The shoot fresh and dry weight and leaf area of lettuces grown in the mixed, continuous cultivation system were significantly higher than those grown using lettuce-only cultivation except for leaf area at 25 DAT (Figure 5). The shoot dry weight of lettuces grown in the mixed cultivation were 48.0%, 21.9%, 19.7%, and 18.1% higher at 10, 15, 20, and 25 DAT, respectively, than those in the lettuce-only cultivation. Compared with the shoot fresh weight of lettuce grown at a plant factory for three weeks [22], the lettuce in this experiment showed no physiological disorder. That result is consistent with existing research showing that lettuce grown at a PPFD of 300 μmol∙m⁻²∙s⁻¹ and enhanced CO₂ concentration increased in fresh weight [23]. In addition, the supply of CO₂ promotes the growth of lettuce, which shortens the harvest time. Therefore, these results show that lettuce can be grown without fossil fuels using CO₂ generated from mushroom respiration.

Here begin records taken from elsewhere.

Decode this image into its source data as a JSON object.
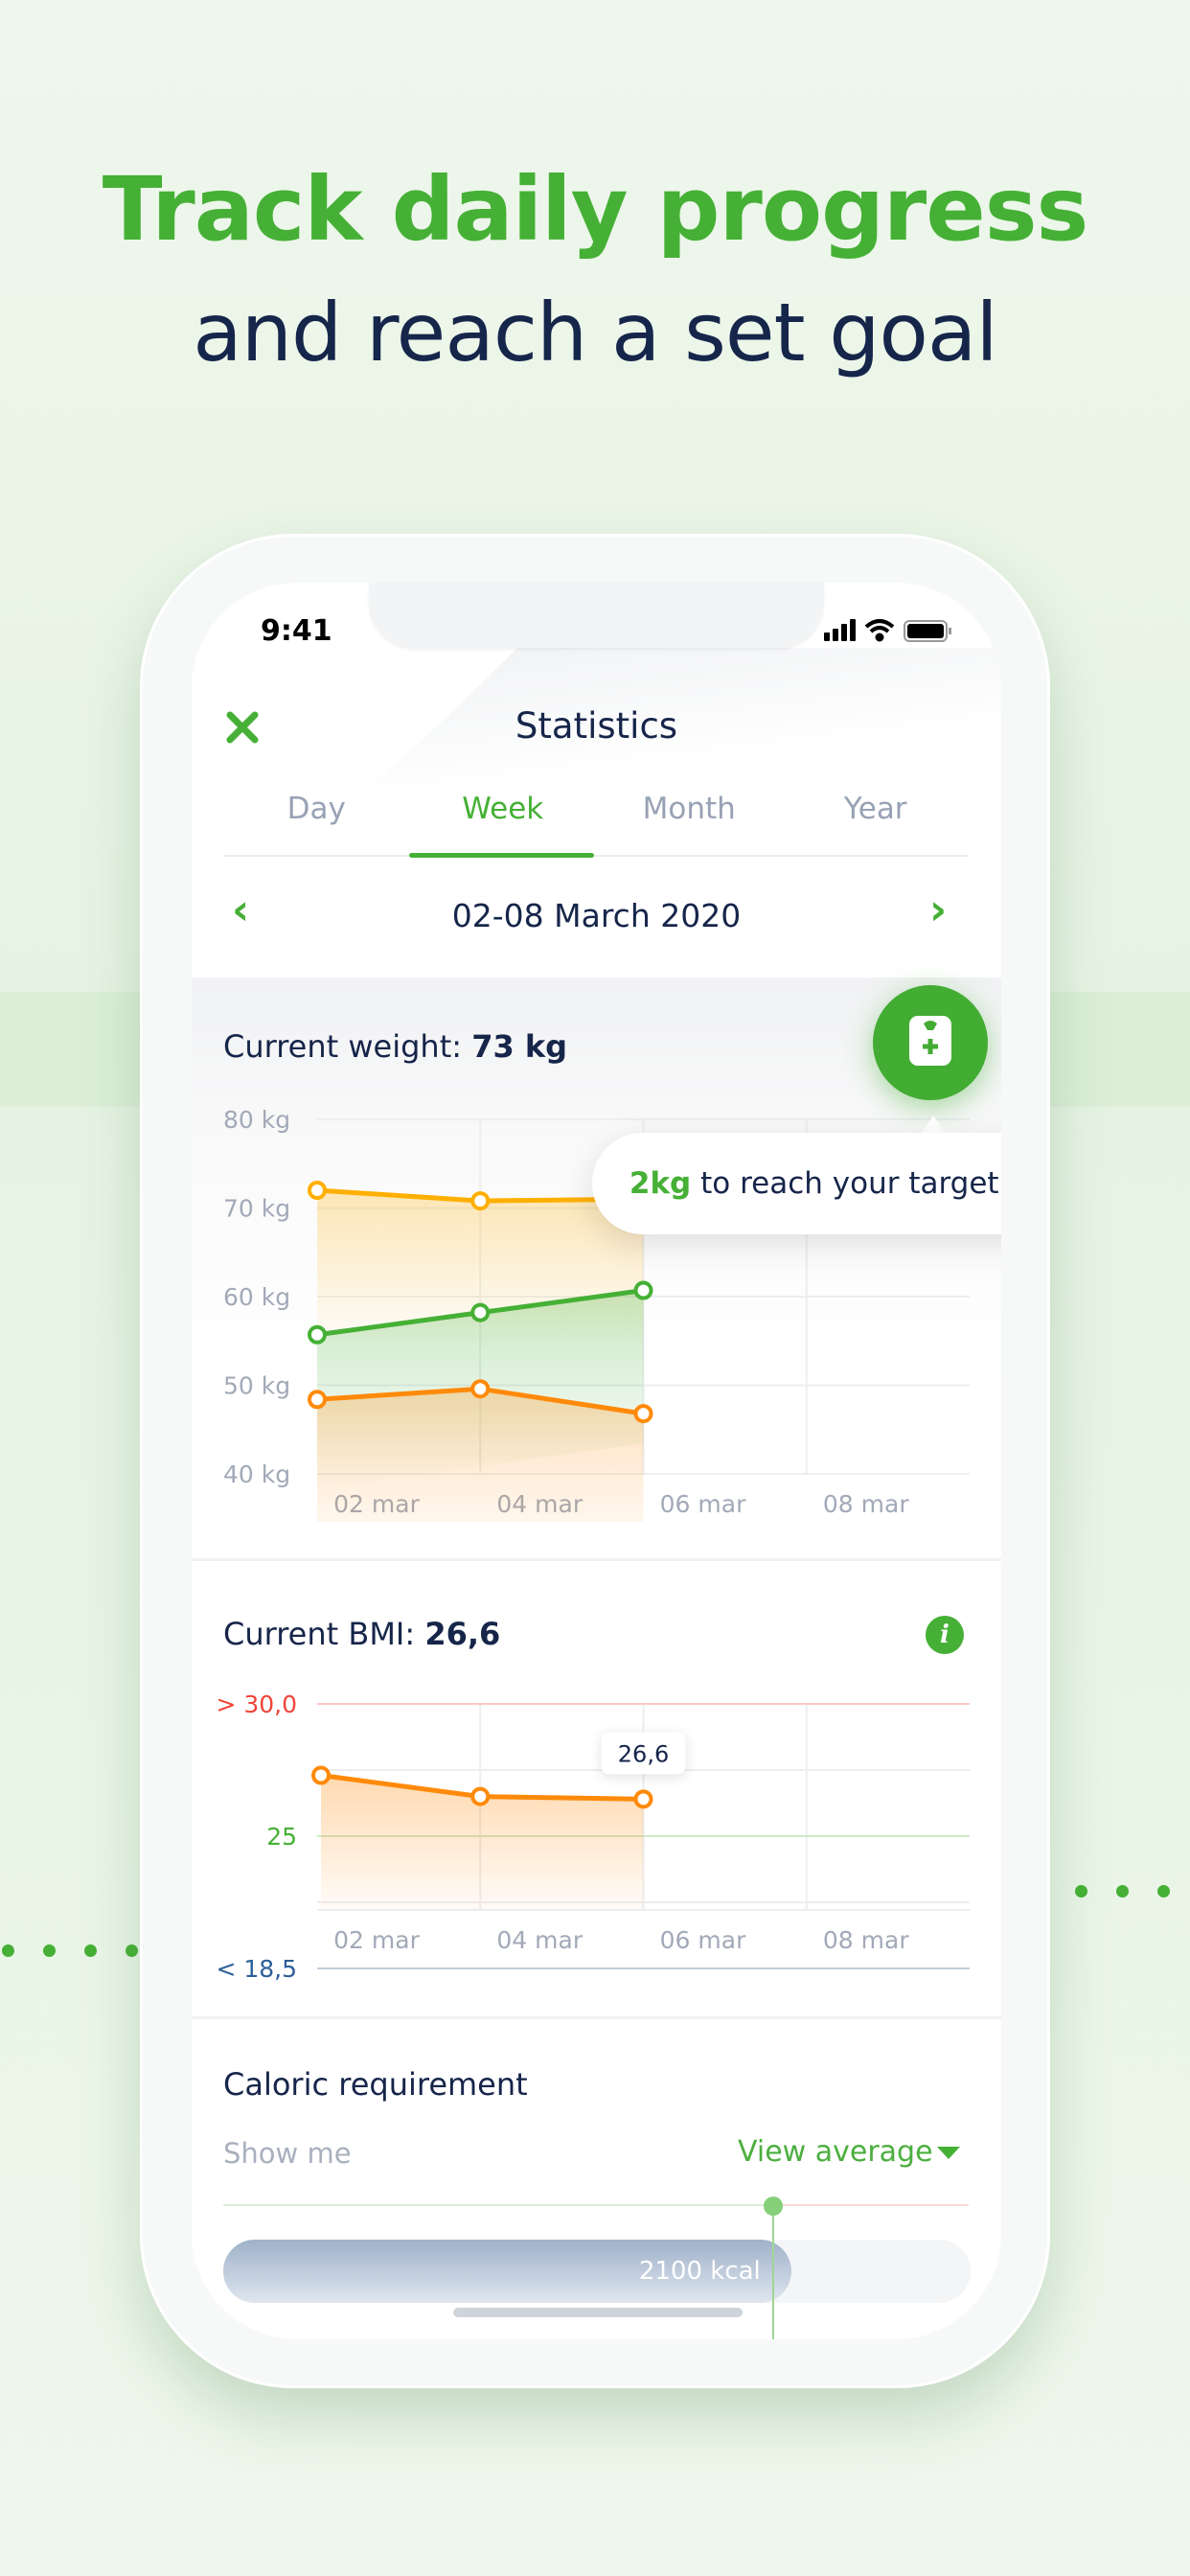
{
  "headline": {
    "line1": "Track daily progress",
    "line2": "and reach a set goal"
  },
  "status_bar": {
    "time": "9:41"
  },
  "header": {
    "title": "Statistics",
    "close_icon": "close-x-icon"
  },
  "tabs": [
    {
      "label": "Day"
    },
    {
      "label": "Week",
      "active": true
    },
    {
      "label": "Month"
    },
    {
      "label": "Year"
    }
  ],
  "date_range": {
    "label": "02-08 March 2020",
    "prev_icon": "chevron-left-icon",
    "next_icon": "chevron-right-icon"
  },
  "weight": {
    "label": "Current weight:",
    "value": "73 kg",
    "fab_icon": "scale-plus-icon"
  },
  "goal_bubble": {
    "amount": "2kg",
    "text": " to reach your target goal!"
  },
  "bmi": {
    "label": "Current BMI:",
    "value": "26,6",
    "tooltip": "26,6",
    "info_icon": "info-icon"
  },
  "caloric": {
    "title": "Caloric requirement",
    "show_me": "Show me",
    "view_select": "View average",
    "bar_value": "2100 kcal",
    "bar_fraction": 0.76
  },
  "colors": {
    "green": "#45b035",
    "yellow": "#ffaf00",
    "orange": "#ff8a0a",
    "navy": "#16254a",
    "red": "#f0453a",
    "blue": "#2d5f9a"
  },
  "chart_data": [
    {
      "type": "line",
      "title": "",
      "y_ticks": [
        "80 kg",
        "70 kg",
        "60 kg",
        "50 kg",
        "40 kg"
      ],
      "ylim": [
        40,
        80
      ],
      "x_ticks": [
        "02 mar",
        "04 mar",
        "06 mar",
        "08 mar"
      ],
      "series": [
        {
          "color": "#ffaf00",
          "values": [
            72,
            70.8,
            71
          ]
        },
        {
          "color": "#45b035",
          "values": [
            55.7,
            58.2,
            60.7
          ]
        },
        {
          "color": "#ff8a0a",
          "values": [
            48.4,
            49.6,
            46.8
          ]
        }
      ],
      "grid": true
    },
    {
      "type": "area",
      "title": "",
      "y_ticks": [
        {
          "label": "> 30,0",
          "value": 30,
          "color": "#f0453a"
        },
        {
          "label": "25",
          "value": 25,
          "color": "#45b035"
        },
        {
          "label": "< 18,5",
          "value": 20,
          "color": "#2d5f9a"
        }
      ],
      "ylim": [
        17.5,
        30
      ],
      "x_ticks": [
        "02 mar",
        "04 mar",
        "06 mar",
        "08 mar"
      ],
      "series": [
        {
          "color": "#ff8a0a",
          "values": [
            27.3,
            26.5,
            26.4
          ]
        }
      ],
      "grid": true
    }
  ]
}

3.3. Esitmation of Accumulated CO₂ Emission into the Air

The accumulated CO₂ emissions from the mixing chamber into the air were estimated to be 35 g for five days, but the actual measured value was 48 g (Figure 6). Because CO₂ was emitted only when the pumps were operating, the accumulated CO₂ emissions over time appeared step-like. With mushroom-only cultivation, the accumulated CO₂ emissions were 180 g during the same period. Therefore, the mixed cultivation system reduced CO₂ emissions into the air by 80.6%. Thus, using CO₂ from mushroom respiration for plant photosynthesis effectively reduces the CO₂ released into the atmosphere.

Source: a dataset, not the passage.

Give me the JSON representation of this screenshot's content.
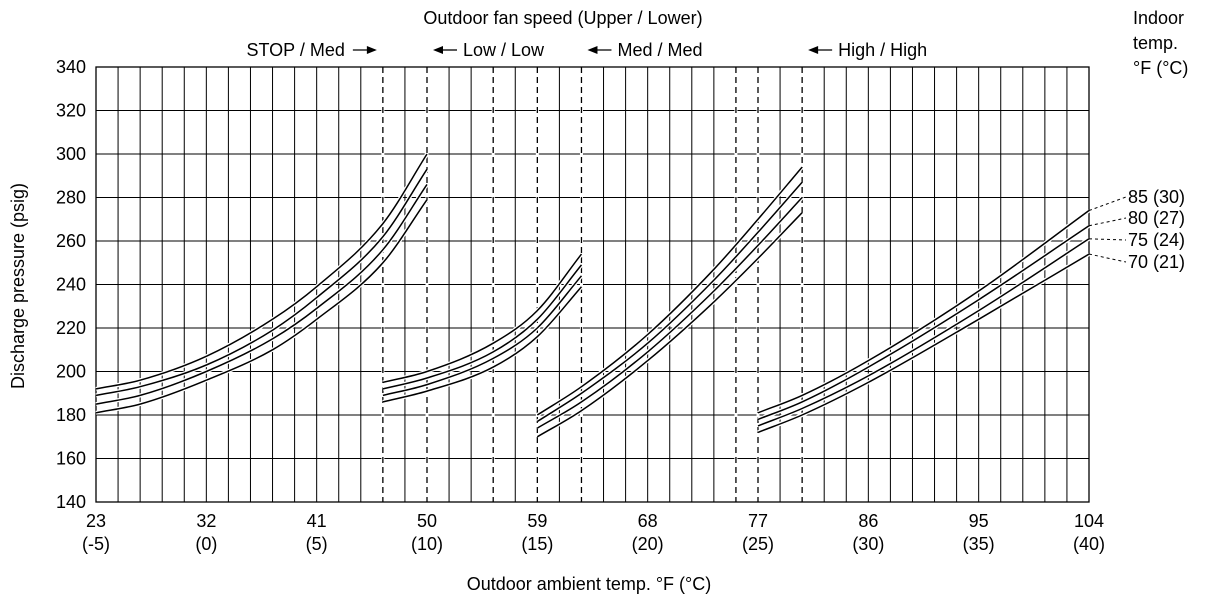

Anthropogenic CO₂ emissions continue to increase, resulting in rising global temperatures and sea levels, and acidification of the oceans [24]. According to the climate change scenario, there are some predictions that if anthropogenic CO₂ emissions are totally eliminated, global temperatures will not rise [25]. The agricultural sector accounts for about 15% of the total greenhouse gas emissions from human activities [26]. These emissions are mostly due to methane and nitrogen oxides from livestock farming. For sustainable agriculture, it is recommended to minimize soil disturbance, carry out crop rotation, and manage fertilizer and nutrients [27]. However, among the many sub-sectors of agriculture, common carbon reduction strategies often do not work. One example is mushroom cultivation on commercial farms that emit CO₂ in high concentrations, and the other is some greenhouse cultivation, which uses high CO₂ concentrations to improve crop productivity. Recently, sophisticated respiration and photosynthesis models have been used to represent CO₂ emission and consumption [15,16]. Therefore, attempts to reduce CO₂ emissions from agricultural activities by using modeling and simulation are required to continue.

4. Conclusions

CO₂ concentrations in the lettuce and mushroom chambers were estimated by the simulation of mixed, continuous cultivation. CO₂ concentrations in the lettuce and mushroom chambers were experimentally verified and shown to be controlled within allowable ranges. The shoot dry weight of lettuces grown in mixed cultivation were 48.0%, 21.9%, 19.7%, and 18.1% higher at 10, 15, 20, and 25 days after transplanting, respectively, than those in lettuce-only cultivation. With the mixed, continuous cultivation system, CO₂ emissions into the atmosphere could be reduced by 80.6% compared with the total CO₂ emitted by mushrooms through respiration. Because CO₂ is one of the factors responsible for global warming, minimizing CO₂ emissions caused by mushroom cultivation will be meaningful. The results in this study enable a reduction in CO₂ emissions as well as improvements in plant production, achieving sustainable agriculture and mitigating climate change.